Tuesday, April 7, 2009

Xi'an, it's all about the terracotta


Sorry it has been awhile, but we have been really busy in China and blogposting time is sparse. Quite a few weekends ago we went on a trip to a city just south of Beijing, Xi'an. This city is most well known for housing the Terracotta Warriors. Truly a wonder of the world, this recently excavated site houses over 6,000 life size clay warriors guarding the tomb of the emperor Qin Shihuang.

After doing some site seeing in Xi'an, we did not have a hard time finding nourishment in the large variety of local cuisine ranging from sweet to sour, savory, meat filled, to drinks of different flavors and consistencies. One of the first things I had to try here was the cotton candy. These larger than life swabs of white stringy goodness were prepared from actual sugar cane. To add to the eating experience, when you pulled off a string, a significant amount of stray sparkles lined your clothing. While enjoying my cotton candy, we passed a storefront bakery that was attracting quite the crowd. My friends and I indulged in the scrumptious almond cookies and these little pumpkin flavored balls with sweet bean paste in the middle. The best desert at the bakery was the delicate peanut brittle.

When we went to the Forest of the Stone Steles, we tried a small cup of regional noodles from a street vendor. At first the pungent pickled taste was shocking, but after time the thin strings of noodles mixed with the spicy pickled sauce became quite addictive. Next to the noodle vendor was a woman making jian bing. This is the Chinese version of an egg crepe.

The perfect mixture of crepe, egg, pickled spices, and onion only improves with the somewhat inconspicuous addition of a flattened, ultra thin, deep-fried noodle. When this delicacy comes off the griddle it is undeniably my favorite snack in China. The jian bing that my friends and I shared in Xi’an was the best version of this dish I had ever had. The noodle stayed crispy until the very end, and the flavors were phenomenal.

Back on the snack street we managed to muster up a few more meat filled dishes. In relation to western food, these were equivalent to quesadillas and hamburgers. What the Chinese quesadilla lacked in cheese it made up for with leeks, beef, and spices. Deep fried to the point of perfection, though I would generally be disgusted by oil dripping down my hand, I finished the snack within a few meters walking distance. The Chinese hamburger was not one of my favorite street foods, but it was an interesting mixture of rice, beans, spicy spread, mutton and beef inside a steamed dough bun.

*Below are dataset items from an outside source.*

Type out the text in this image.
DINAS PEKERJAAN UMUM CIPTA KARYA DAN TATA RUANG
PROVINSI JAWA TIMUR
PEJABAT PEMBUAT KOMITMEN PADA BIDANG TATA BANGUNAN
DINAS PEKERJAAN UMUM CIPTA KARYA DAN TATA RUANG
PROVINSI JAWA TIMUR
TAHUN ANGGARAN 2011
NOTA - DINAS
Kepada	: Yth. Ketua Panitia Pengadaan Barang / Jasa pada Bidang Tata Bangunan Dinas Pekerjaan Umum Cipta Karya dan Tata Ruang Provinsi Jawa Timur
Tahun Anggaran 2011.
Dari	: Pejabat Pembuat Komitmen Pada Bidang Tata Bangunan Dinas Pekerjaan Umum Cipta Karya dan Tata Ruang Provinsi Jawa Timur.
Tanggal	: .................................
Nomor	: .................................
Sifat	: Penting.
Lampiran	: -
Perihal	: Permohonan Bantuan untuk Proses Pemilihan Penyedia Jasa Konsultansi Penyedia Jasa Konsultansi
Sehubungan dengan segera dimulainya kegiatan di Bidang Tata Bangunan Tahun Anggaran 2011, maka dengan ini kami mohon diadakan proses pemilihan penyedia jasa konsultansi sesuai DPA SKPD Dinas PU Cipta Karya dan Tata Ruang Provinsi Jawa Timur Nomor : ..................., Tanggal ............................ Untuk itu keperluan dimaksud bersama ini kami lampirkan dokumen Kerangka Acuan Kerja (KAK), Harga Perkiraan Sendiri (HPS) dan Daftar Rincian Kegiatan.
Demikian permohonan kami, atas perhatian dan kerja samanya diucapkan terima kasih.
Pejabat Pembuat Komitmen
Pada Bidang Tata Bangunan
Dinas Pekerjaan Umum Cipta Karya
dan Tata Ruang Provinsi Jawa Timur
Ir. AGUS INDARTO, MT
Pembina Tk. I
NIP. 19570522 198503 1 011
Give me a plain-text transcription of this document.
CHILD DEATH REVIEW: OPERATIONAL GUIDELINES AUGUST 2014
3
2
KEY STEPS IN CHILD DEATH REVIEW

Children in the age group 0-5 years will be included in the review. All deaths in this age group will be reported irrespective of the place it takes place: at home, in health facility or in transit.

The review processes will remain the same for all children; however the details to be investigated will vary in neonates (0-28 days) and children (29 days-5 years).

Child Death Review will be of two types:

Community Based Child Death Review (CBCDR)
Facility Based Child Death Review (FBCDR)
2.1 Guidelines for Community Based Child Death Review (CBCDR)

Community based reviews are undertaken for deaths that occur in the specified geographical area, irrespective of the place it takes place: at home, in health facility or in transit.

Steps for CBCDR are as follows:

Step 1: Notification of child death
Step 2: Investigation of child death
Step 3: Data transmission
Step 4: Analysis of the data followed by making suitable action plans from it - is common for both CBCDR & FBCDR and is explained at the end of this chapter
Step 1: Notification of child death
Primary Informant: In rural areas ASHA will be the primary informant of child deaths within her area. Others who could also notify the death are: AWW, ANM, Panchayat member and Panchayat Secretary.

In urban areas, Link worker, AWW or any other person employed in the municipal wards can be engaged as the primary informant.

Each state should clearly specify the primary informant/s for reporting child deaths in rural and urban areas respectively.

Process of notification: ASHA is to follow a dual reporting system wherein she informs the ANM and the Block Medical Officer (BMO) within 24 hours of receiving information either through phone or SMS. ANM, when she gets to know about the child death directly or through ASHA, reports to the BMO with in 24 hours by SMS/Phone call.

To wash the street food down, there were intermittent stops of drink stands. The common drinks consisted mainly of highly concentrated sugars and teas. The most interesting of the drinks were the dark plum juice, the local teas, and most unique, the juice of the sugar cane. I didn’t get to try any of the sugar cane juice, but the plum juice was very flavorful. Another great drink here was the milk bubble tea shop that was next door to our hotel.


The most favored local cuisine of Xi'an seemed to be this mutton soup that the customer helped prepare by ripping bread dough and adding it to the soup. Since mutton is not one of my favorite meats the soup didn't really tickle my fancy, but I recommend trying it for the experience. All in all, XI'an was great and the food made the experience that much better.